No mention of molybdenum or iron in that report?  Mineral analysis is complicated as even though you could have high in one thing the plants might not actually be able to take it up due to the present of another "antagonist" mineral.  There is a chart somewhere that show which minerals are linked to which.....google mineral wheel.
Sounds like you are on the right track though with your data gathering.


I've recently taken on a new holding and its a bit of a dive, very neglected and been over-horsed for many years.  I was going to go down the analysis route but I've ditched all that (on the assumption that it's just gonna tell me what I already know - it's poor) and am just concentrating on improving the soil humus content.  I might lime but access is tricky.  I'll be overseeding/re-seeding with a herbal ley with plenty of deep rooted plants which should bring the goodness from deep down up to the surface. That and plenty of mowing to build up the soil layer - I have lots of rushes so they will just be mown (a lot) to do just that.
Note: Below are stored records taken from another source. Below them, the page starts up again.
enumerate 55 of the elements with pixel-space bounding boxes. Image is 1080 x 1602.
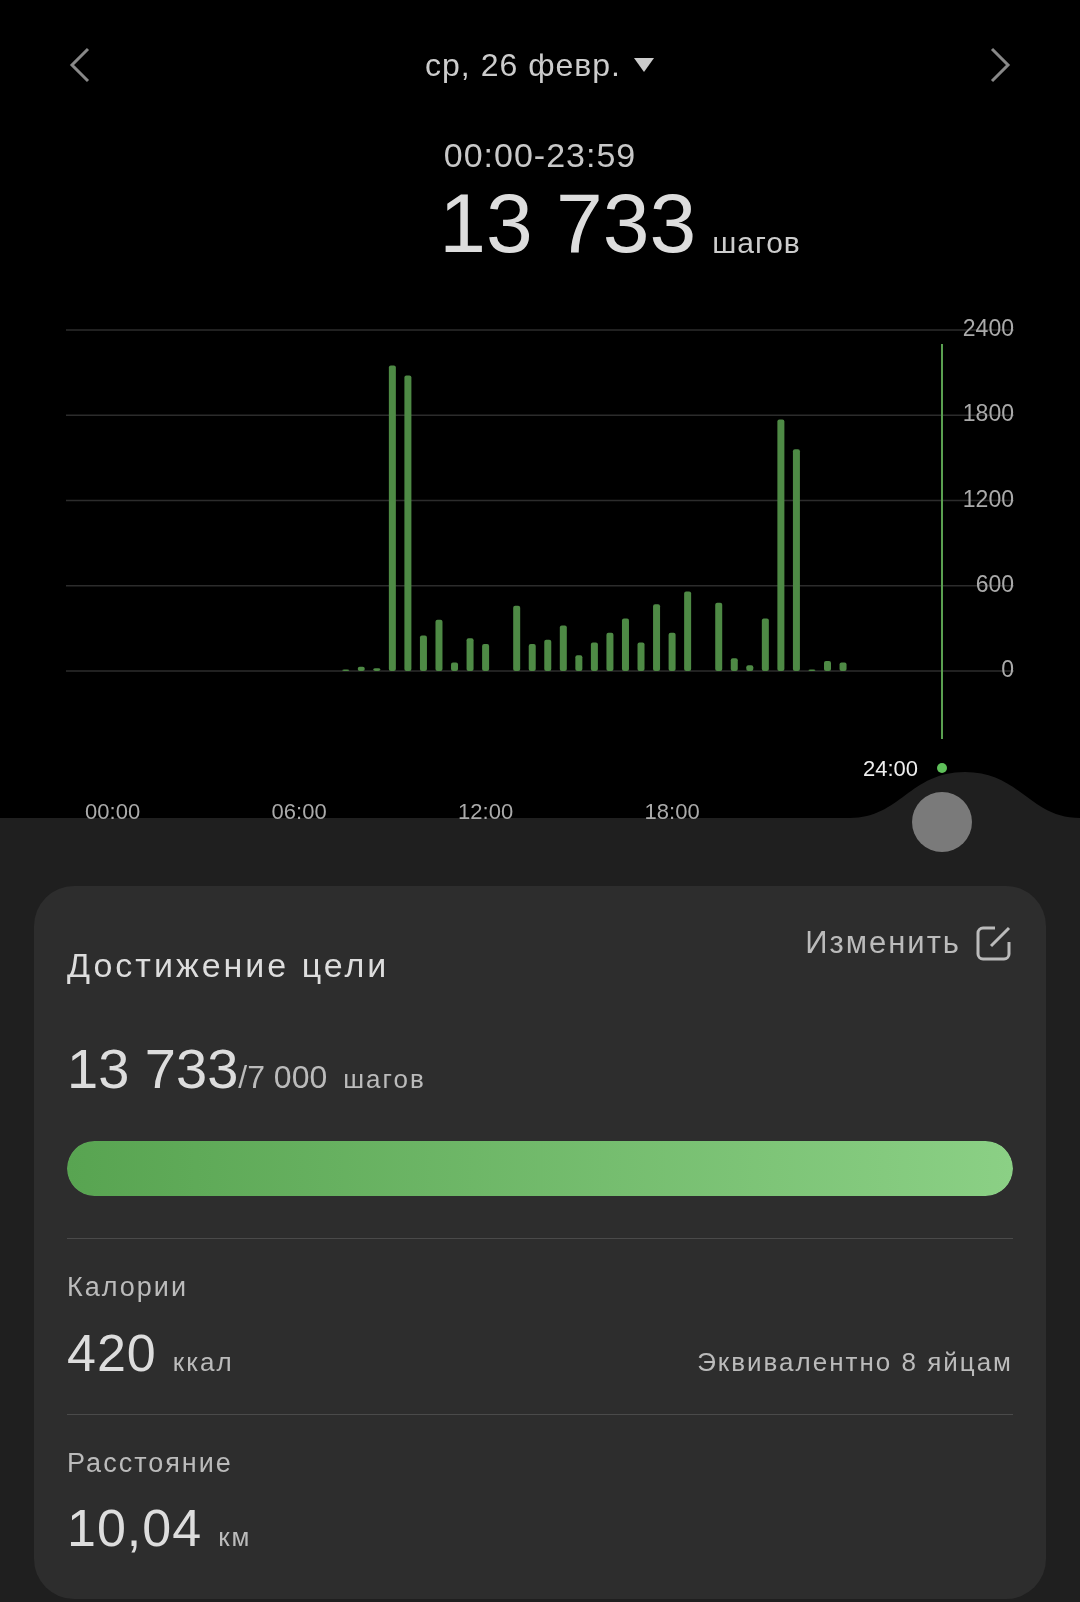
date-selector[interactable]: ср, 26 февр. [425,41,655,89]
step-bar [606,632,614,671]
step-bar [357,666,365,671]
stat-unit: ккал [172,1345,234,1379]
steps-unit: шагов [712,225,801,261]
y-axis-label: 2400 [962,315,1014,342]
x-axis-label: 18:00 [644,799,700,824]
time-cursor-dot [937,763,947,773]
edit-link[interactable]: Изменить [805,920,1013,967]
stat-label: Калории [67,1271,189,1304]
y-axis-label: 1800 [962,400,1014,427]
x-axis-label: 06:00 [271,799,327,824]
step-bar [761,618,769,671]
y-axis-label: 0 [1001,656,1014,683]
step-bar [653,604,661,671]
total-steps: 13 733 [439,181,697,265]
step-bar [746,665,754,671]
step-bar [419,635,427,671]
edit-icon [975,924,1013,963]
time-cursor-label: 24:00 [862,756,918,781]
slider-handle[interactable] [912,792,972,852]
goal-unit: шагов [343,1063,426,1096]
step-bar [435,619,443,671]
step-bar [528,644,536,671]
step-bar [824,661,831,671]
step-bar [668,632,676,671]
step-bar [451,662,459,671]
step-bar [839,662,847,671]
step-bar [715,602,723,671]
stat-note: Эквивалентно 8 яйцам [697,1345,1013,1379]
step-bar [575,655,583,671]
step-bar [730,658,738,671]
step-bar [466,638,474,671]
x-axis-label: 00:00 [85,799,141,824]
stat-value: 420 [67,1322,157,1384]
step-bar [544,639,552,671]
step-bar [590,642,598,671]
goal-progress-text: 13 733/7 000 [67,1036,328,1102]
step-bar [622,618,629,671]
time-range: 00:00-23:59 [443,136,637,174]
card-title: Достижение цели [67,945,390,986]
step-bar [637,642,645,671]
x-axis-label: 12:00 [458,799,514,824]
step-bar [373,668,381,671]
stat-value: 10,04 [67,1498,203,1559]
step-bar [513,605,521,671]
y-axis-label: 600 [975,570,1014,597]
stat-label: Расстояние [67,1446,234,1480]
stat-unit: км [218,1521,252,1554]
chevron-left-icon [68,45,92,85]
step-bar [559,625,567,671]
chevron-right-icon [988,45,1012,85]
step-bar [482,644,490,671]
y-axis-label: 1200 [962,485,1014,512]
dropdown-triangle-icon [632,57,655,73]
And rotational grazing, with seaweed meal as the main supplement for the sheep.  In the long term I'm aiming for all-year grazing with limited additional supplements.

farmershort

  • Joined Nov 2010
Re: sustainable and local sheep licks?
« Reply #49 on: February 07, 2017, 12:34:38 pm »
Yes iron and molybdenum both mentioned.  Iron is very very high. 800+ where 50 is normal. Apparently this explains the high manganese and magnesium too. Molybdenum is slightly low.